Médico infectologista e ex-ministro da Saúde, o deputado federal Alexandre Padilha (PT-SP) também criticou Bolsonaro. Pelas redes sociais, ele disse que a conduta é marcada pela “irresponsabilidade com a vida e a saúde da nação”.

“Certamente, ele é o único chefe de Estado e de governo no mundo hoje que tenha tido uma atitude tão irresponsável. Ganhou a medalha de ouro da irresponsabilidade sanitária na história dos chefes de Estado”, disse o petista, que chamou atenção para o efeito manada que tende a ser gerado a partir da conduta do presidente.  

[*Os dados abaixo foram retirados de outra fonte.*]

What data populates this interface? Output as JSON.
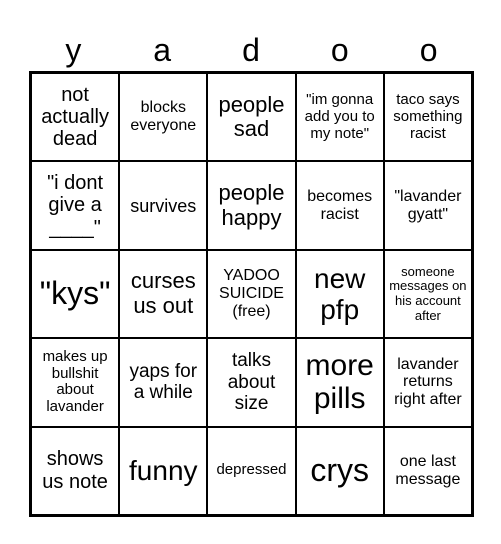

“Ele desmobiliza toda a equipe abaixo dele em relação a isso, todo o esforço que o Ministério da Saúde, os trabalhadores e trabalhadoras do SUS, os gestores do SUS [têm feito] de buscar enfrentar essa pandemia gravíssima que se espalhou pelo mundo e que está começando a se espalhar pelo Brasil”, completou.

Médico

Dentro da mesma linha de raciocínio, o médico Thiago Henrique Silva, da Rede de Médicas e Médicos Populares, demonstra preocupação com o incentivo de Bolsonaro a esse tipo de comportamento.

“Ele fez uma atitude que atenta contra a saúde pública. É importante até a gente ver como vai ser a nossa curva de casos porque ela já está bem acentuada. Daqui dois a cinco dias, a gente pode experimentar uma explosão de casos por conta dessa atitude do Bolsonaro”, afirma o médico, que é mestre em Saúde Pública.

Ele destaca o que ocorreu na Itália, onde, no início da epidemia de coronavírus pelo mundo, o governo de Giuseppe Conte chegou a desprezar os riscos da doença. Atualmente, o país é o mais afetado da Europa, com 1.809 mortes e cerca de 25 mil pessoas contaminadas.  

“Ainda bem que a gente não depende só do Bolsonaro, senão estaríamos no rumo da Itália no momento inicial. A gente tem um corpo técnico de vigilância e saúde no Brasil e vigilância epidemiológica que não depende do governo Bolsonaro. É um corpo técnico de carreira, muitas vezes, em várias secretarias estaduais e municipais de saúde. As medidas, em sua maioria, estão na direção correta”, avalia Silva.